How can this be? Don’t doctors put their patient’s best interests first? 

The average patient fails to realize that surgeons are a unique sub-classification of doctors.  If an average doctor is likened to army infantry, then surgeons are the Navy Seals. Highly-trained, talented and very mission orientated. (For more insight on Navy Seals, check out Act of Valor which is playing in theatres now.)

Surgeons experience the satisfaction of eradicating disease by cutting it out. However, they don’t come by this privilege without intense training involving great personal sacrifice.  Once they get their wings, they are part of an elite fraternity that rightly or wrongly considers itself the best of the best. Who is to tell them otherwise?

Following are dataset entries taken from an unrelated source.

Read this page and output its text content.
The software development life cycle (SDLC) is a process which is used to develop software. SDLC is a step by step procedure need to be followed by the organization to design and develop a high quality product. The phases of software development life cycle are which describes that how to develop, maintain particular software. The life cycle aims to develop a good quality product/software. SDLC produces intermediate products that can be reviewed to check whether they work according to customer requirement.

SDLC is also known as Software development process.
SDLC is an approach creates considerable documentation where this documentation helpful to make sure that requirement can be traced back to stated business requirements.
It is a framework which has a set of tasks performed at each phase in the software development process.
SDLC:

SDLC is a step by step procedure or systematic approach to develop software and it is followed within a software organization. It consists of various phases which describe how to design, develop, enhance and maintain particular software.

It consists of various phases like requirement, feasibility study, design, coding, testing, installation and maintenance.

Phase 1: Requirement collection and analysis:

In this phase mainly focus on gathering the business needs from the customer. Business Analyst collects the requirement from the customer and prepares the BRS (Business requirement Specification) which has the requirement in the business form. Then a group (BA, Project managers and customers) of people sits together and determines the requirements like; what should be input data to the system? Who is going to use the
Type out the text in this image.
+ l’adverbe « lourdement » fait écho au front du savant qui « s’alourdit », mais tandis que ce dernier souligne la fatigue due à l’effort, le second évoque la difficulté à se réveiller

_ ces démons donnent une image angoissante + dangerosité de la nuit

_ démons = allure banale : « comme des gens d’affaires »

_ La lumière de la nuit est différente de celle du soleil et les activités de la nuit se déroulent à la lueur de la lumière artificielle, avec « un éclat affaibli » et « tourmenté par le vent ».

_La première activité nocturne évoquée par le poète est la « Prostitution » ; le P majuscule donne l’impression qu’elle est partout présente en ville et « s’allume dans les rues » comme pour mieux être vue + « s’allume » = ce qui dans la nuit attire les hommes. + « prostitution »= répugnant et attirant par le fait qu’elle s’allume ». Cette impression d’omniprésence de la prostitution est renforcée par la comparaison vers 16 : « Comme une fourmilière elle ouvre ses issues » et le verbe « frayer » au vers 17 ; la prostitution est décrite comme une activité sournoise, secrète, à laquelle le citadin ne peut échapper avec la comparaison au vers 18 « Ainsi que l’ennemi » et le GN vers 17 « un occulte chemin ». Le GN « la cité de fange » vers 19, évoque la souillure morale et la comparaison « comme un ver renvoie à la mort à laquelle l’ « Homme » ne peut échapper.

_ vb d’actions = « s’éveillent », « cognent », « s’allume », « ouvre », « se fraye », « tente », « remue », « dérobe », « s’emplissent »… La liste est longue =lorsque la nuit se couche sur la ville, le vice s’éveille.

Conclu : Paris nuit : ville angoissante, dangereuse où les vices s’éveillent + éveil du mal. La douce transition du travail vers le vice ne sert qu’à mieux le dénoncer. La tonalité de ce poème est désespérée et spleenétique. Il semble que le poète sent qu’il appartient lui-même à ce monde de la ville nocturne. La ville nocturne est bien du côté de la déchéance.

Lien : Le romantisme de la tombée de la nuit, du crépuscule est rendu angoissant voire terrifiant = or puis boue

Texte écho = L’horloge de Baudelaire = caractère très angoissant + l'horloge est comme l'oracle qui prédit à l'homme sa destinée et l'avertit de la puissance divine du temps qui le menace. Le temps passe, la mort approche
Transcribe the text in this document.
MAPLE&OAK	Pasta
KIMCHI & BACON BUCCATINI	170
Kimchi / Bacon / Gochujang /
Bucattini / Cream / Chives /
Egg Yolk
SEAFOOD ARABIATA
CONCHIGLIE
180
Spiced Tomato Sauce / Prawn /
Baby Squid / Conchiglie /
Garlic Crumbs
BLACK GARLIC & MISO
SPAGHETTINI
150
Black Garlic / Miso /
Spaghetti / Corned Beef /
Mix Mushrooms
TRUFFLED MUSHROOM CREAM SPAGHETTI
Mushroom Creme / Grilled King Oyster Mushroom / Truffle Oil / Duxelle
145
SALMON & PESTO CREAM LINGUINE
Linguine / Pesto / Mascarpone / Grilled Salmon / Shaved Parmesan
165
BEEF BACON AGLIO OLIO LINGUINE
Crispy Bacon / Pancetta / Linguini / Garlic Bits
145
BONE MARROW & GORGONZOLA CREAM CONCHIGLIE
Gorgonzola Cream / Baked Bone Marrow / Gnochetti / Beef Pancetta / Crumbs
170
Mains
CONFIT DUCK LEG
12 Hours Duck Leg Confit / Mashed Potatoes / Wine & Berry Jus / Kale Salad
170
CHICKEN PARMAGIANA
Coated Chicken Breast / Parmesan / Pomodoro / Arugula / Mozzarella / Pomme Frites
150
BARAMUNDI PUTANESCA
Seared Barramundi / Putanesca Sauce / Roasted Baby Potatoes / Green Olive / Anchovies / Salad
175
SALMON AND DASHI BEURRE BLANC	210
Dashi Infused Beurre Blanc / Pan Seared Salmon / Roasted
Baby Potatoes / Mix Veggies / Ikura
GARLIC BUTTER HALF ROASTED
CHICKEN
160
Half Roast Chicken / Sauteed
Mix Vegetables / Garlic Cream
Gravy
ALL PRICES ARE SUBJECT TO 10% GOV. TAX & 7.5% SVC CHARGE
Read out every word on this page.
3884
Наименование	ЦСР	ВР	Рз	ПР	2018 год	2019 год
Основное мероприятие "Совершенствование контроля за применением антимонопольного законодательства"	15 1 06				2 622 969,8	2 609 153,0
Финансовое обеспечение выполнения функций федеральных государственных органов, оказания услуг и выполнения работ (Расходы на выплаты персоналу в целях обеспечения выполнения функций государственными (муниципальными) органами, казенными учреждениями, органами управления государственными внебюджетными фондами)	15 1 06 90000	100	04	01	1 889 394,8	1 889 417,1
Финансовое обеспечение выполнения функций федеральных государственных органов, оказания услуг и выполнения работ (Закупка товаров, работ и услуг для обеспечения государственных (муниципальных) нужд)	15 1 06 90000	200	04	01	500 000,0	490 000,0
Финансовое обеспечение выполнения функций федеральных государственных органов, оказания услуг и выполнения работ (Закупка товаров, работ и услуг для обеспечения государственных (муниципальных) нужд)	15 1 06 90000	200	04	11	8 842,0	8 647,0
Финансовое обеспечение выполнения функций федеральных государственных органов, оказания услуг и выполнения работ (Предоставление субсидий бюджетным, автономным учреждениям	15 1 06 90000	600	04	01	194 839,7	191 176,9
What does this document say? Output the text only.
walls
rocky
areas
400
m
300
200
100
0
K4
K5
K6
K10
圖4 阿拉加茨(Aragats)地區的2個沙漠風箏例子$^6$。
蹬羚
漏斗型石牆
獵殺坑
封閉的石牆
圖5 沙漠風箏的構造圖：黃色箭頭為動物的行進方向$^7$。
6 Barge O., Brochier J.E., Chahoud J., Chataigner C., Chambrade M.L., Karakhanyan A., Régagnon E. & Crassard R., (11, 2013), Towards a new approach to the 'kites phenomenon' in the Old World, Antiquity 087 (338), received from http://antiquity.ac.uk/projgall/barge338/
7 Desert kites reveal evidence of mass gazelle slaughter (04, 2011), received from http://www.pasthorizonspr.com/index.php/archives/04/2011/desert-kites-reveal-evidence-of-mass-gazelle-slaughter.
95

These surgeons, known in the prostate world as urologists, stand at the entry hall welcoming the 200,000 newly-diagnosed men every year who have a positive biopsy. Urologists do all the biopsies. Cutting the disease out is at its core exactly what the whole life of a urologist is about.  As the old saying goes, when you’re a hammer, everything looks like a nail.

If urologists won’t spread the word about active surveillance then who will?

There is no easy answer because men with newly-diagnosed cancer are frightened.  Naturally, they want a quick fix.  The option of surgery, enticingly presented by the urologist, fits that bill.

The best hope for change lies in the more than two million prostate cancer survivors.  Entreaties from close friends or families can slow the charge to surgery.  Most men, if given time to really examine their options, discover that other treatment options including monitoring leads to better results than surgery.
 
My personal frustration regarding this over-treatment motivated me, a journalistic amateur, to sit down and write a book. “Invasion of the Prostate Snatchers” is designed to give prostate cancer survivors a tool they can give their friends and family to explain why active surveillance is safe and to help open the eyes of men who wrongly think that prostate cancer is a death sentence.